Dubbed "The Three" by the international press, the children all exhibit disturbing behavioural problems, presumably caused by the horror they lived through and the unrelenting press attention. This attention becomes more than just intrusive when a rapture cult led by a charismatic evangelical minister insists that the survivors are three of the four harbingers of the apocalypse. The Three are forced to go into hiding, but as the children's behaviour becomes increasingly disturbing, even their guardians begin to question their miraculous survival. (From the publisher.)


Author Bio
Sarah Lotz is a screenwriter and novelist with a fondness for the macabre and fake names.

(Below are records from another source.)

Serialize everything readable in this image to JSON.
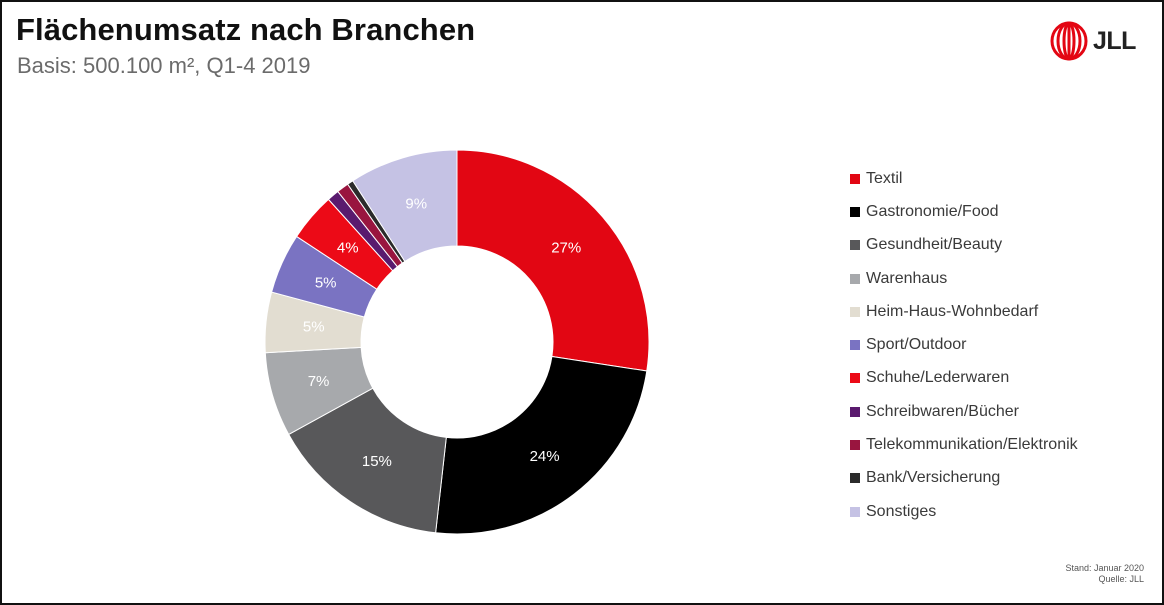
{
  "header": {
    "title": "Flächenumsatz nach Branchen",
    "subtitle": "Basis: 500.100 m², Q1-4 2019"
  },
  "logo": {
    "text": "JLL",
    "icon": "jll-logo-icon",
    "color": "#e30613"
  },
  "footnote": {
    "date_line": "Stand: Januar 2020",
    "source_line": "Quelle: JLL"
  },
  "chart_data": {
    "type": "pie",
    "donut": true,
    "legend_position": "right",
    "slices": [
      {
        "label": "Textil",
        "value": 27,
        "value_label": "27%",
        "color": "#e20613",
        "label_color": "#ffffff"
      },
      {
        "label": "Gastronomie/Food",
        "value": 24,
        "value_label": "24%",
        "color": "#000000",
        "label_color": "#ffffff"
      },
      {
        "label": "Gesundheit/Beauty",
        "value": 15,
        "value_label": "15%",
        "color": "#58585a",
        "label_color": "#ffffff"
      },
      {
        "label": "Warenhaus",
        "value": 7,
        "value_label": "7%",
        "color": "#a7a9ac",
        "label_color": "#ffffff"
      },
      {
        "label": "Heim-Haus-Wohnbedarf",
        "value": 5,
        "value_label": "5%",
        "color": "#e2ddd1",
        "label_color": "#ffffff"
      },
      {
        "label": "Sport/Outdoor",
        "value": 5,
        "value_label": "5%",
        "color": "#7a73c2",
        "label_color": "#ffffff"
      },
      {
        "label": "Schuhe/Lederwaren",
        "value": 4,
        "value_label": "4%",
        "color": "#ec0a17",
        "label_color": "#ffffff"
      },
      {
        "label": "Schreibwaren/Bücher",
        "value": 1,
        "value_label": "",
        "color": "#5a1a6e",
        "label_color": "#ffffff"
      },
      {
        "label": "Telekommunikation/Elektronik",
        "value": 1,
        "value_label": "",
        "color": "#99153f",
        "label_color": "#ffffff"
      },
      {
        "label": "Bank/Versicherung",
        "value": 0.5,
        "value_label": "",
        "color": "#2b2b2b",
        "label_color": "#ffffff"
      },
      {
        "label": "Sonstiges",
        "value": 9,
        "value_label": "9%",
        "color": "#c5c2e4",
        "label_color": "#ffffff"
      }
    ]
  }
}
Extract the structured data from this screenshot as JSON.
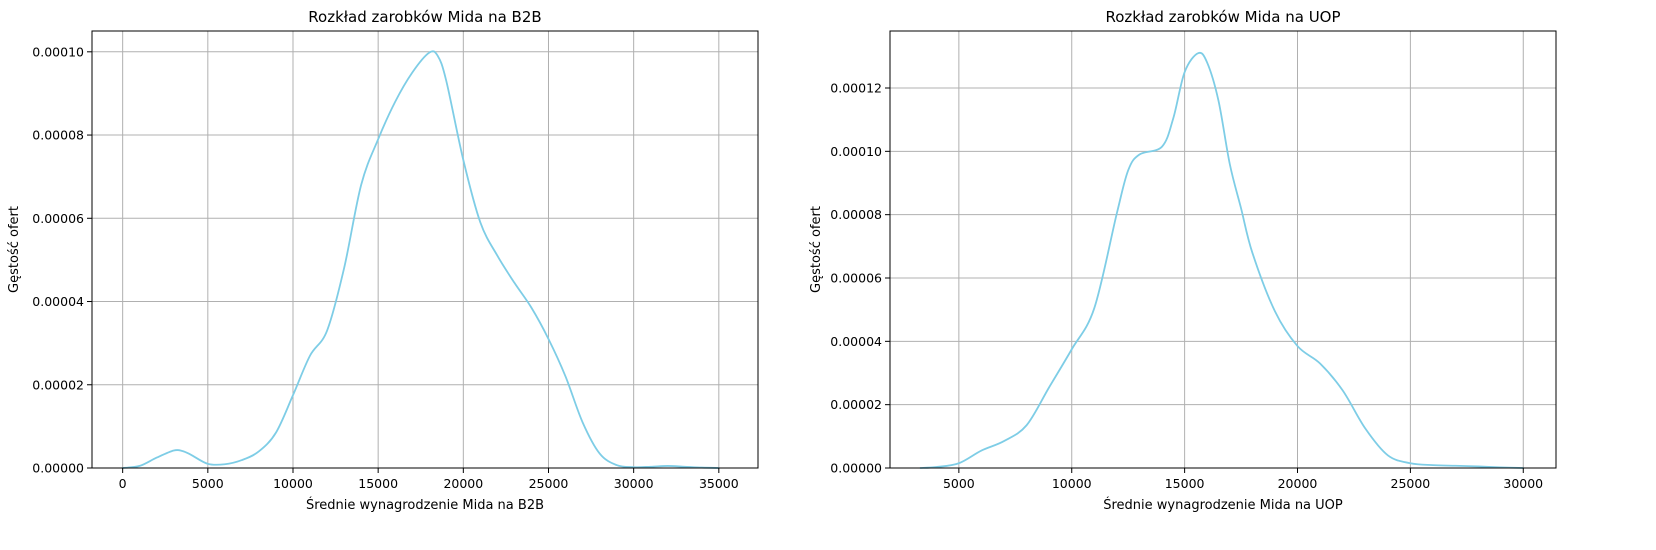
{
  "colors": {
    "line": "#7ecde6",
    "grid": "#b0b0b0",
    "axes": "#000000",
    "background": "#ffffff"
  },
  "chart_data": [
    {
      "type": "line",
      "title": "Rozkład zarobków Mida na B2B",
      "xlabel": "Średnie wynagrodzenie Mida na B2B",
      "ylabel": "Gęstość ofert",
      "xlim": [
        -1800,
        37300
      ],
      "ylim": [
        0,
        0.000105
      ],
      "xticks": [
        0,
        5000,
        10000,
        15000,
        20000,
        25000,
        30000,
        35000
      ],
      "xtick_labels": [
        "0",
        "5000",
        "10000",
        "15000",
        "20000",
        "25000",
        "30000",
        "35000"
      ],
      "yticks": [
        0,
        2e-05,
        4e-05,
        6e-05,
        8e-05,
        0.0001
      ],
      "ytick_labels": [
        "0.00000",
        "0.00002",
        "0.00004",
        "0.00006",
        "0.00008",
        "0.00010"
      ],
      "grid": true,
      "series": [
        {
          "x": [
            0,
            1000,
            2000,
            3000,
            3500,
            4000,
            5000,
            6000,
            7000,
            8000,
            9000,
            10000,
            11000,
            12000,
            13000,
            14000,
            15000,
            16000,
            17000,
            18000,
            18500,
            19000,
            20000,
            21000,
            22000,
            23000,
            24000,
            25000,
            26000,
            27000,
            28000,
            29000,
            30000,
            31000,
            32000,
            33000,
            34000,
            35000
          ],
          "y": [
            0,
            5e-07,
            2.5e-06,
            4.2e-06,
            4.1e-06,
            3.2e-06,
            1e-06,
            9e-07,
            1.9e-06,
            4e-06,
            8.5e-06,
            1.75e-05,
            2.7e-05,
            3.3e-05,
            4.8e-05,
            6.8e-05,
            7.9e-05,
            8.8e-05,
            9.5e-05,
            9.98e-05,
            9.9e-05,
            9.3e-05,
            7.4e-05,
            5.9e-05,
            5.1e-05,
            4.45e-05,
            3.85e-05,
            3.1e-05,
            2.2e-05,
            1.1e-05,
            3.5e-06,
            7e-07,
            2e-07,
            3e-07,
            5e-07,
            3e-07,
            1e-07,
            0
          ]
        }
      ]
    },
    {
      "type": "line",
      "title": "Rozkład zarobków Mida na UOP",
      "xlabel": "Średnie wynagrodzenie Mida na UOP",
      "ylabel": "Gęstość ofert",
      "xlim": [
        1950,
        31450
      ],
      "ylim": [
        0,
        0.000138
      ],
      "xticks": [
        5000,
        10000,
        15000,
        20000,
        25000,
        30000
      ],
      "xtick_labels": [
        "5000",
        "10000",
        "15000",
        "20000",
        "25000",
        "30000"
      ],
      "yticks": [
        0,
        2e-05,
        4e-05,
        6e-05,
        8e-05,
        0.0001,
        0.00012
      ],
      "ytick_labels": [
        "0.00000",
        "0.00002",
        "0.00004",
        "0.00006",
        "0.00008",
        "0.00010",
        "0.00012"
      ],
      "grid": true,
      "series": [
        {
          "x": [
            3300,
            4000,
            5000,
            6000,
            7000,
            8000,
            9000,
            10000,
            11000,
            12000,
            12500,
            13000,
            14000,
            14500,
            15000,
            15600,
            16000,
            16500,
            17000,
            17500,
            18000,
            19000,
            20000,
            21000,
            22000,
            23000,
            24000,
            25000,
            26000,
            27000,
            28000,
            29000,
            30000
          ],
          "y": [
            0,
            3e-07,
            1.5e-06,
            5.5e-06,
            8.5e-06,
            1.35e-05,
            2.55e-05,
            3.75e-05,
            5.05e-05,
            8.05e-05,
            9.4e-05,
            9.9e-05,
            0.0001015,
            0.0001105,
            0.000125,
            0.000131,
            0.000128,
            0.000116,
            9.6e-05,
            8.2e-05,
            6.8e-05,
            4.95e-05,
            3.85e-05,
            3.3e-05,
            2.45e-05,
            1.25e-05,
            4e-06,
            1.5e-06,
            9e-07,
            7e-07,
            5e-07,
            2e-07,
            0
          ]
        }
      ]
    }
  ]
}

Among other things, she writes urban horror novels under the name S.L. Grey with author Louis Greenberg; a YA pulp-fiction zombie series, Deadlands, with her daughter, Savannah, under the pseudonym Lily Herne; and quirky erotica novels with authors Helen Moffett and Paige Nick under the name Helena S. Paige.

Her latest solo novel, The Three, was published in 2014. She lives in Cape Town with her family and other animals. (From the author's website.)


Book Reviews
A spellbinding tale of science fiction, religious fervor and media madness that makes us wonder who, exactly, are the monsters.
Washington Post


[The story] involves dozens of characters, many of them peripheral to the central storyline, and the result reads like a faulty mash-up: plenty of bits and pieces (often well rendered by Lotz), but they don’t coalesce into a real narrative with the kind of momentum or urgency that the premise calls for.
Publishers Weekly


(Starred review.) Lotz is an excellent storyteller, and she favors subtle innuendo over big shocks. Her unsettling tale builds to a crescendo that will have readers leaving the lights on long after they finish the book. Recommended for fans of sf and apocalyptic thrillers by authors such as Justin Cronin and Stephen King. —Amy Hoseth, Colorado State Univ. Lib., Fort Collins
Library Journal


[F]ascinating and deeply creepy novel.... [Lotz] spins a tail of disaster and fanaticism that is both entertaining and scarily realistic. The Three is the real deal: gripping, unpredictable and utterly satisfying.
BookPage


Lone survivors from different plane crashes spark apocalyptic fears.... [An] eclectic style of storytelling provides just enough information to follow the developing events, while the reader grasps for the crucial information that will solve the mystery of the enigmatic children. An engaging thriller with clues that will keep you guessing.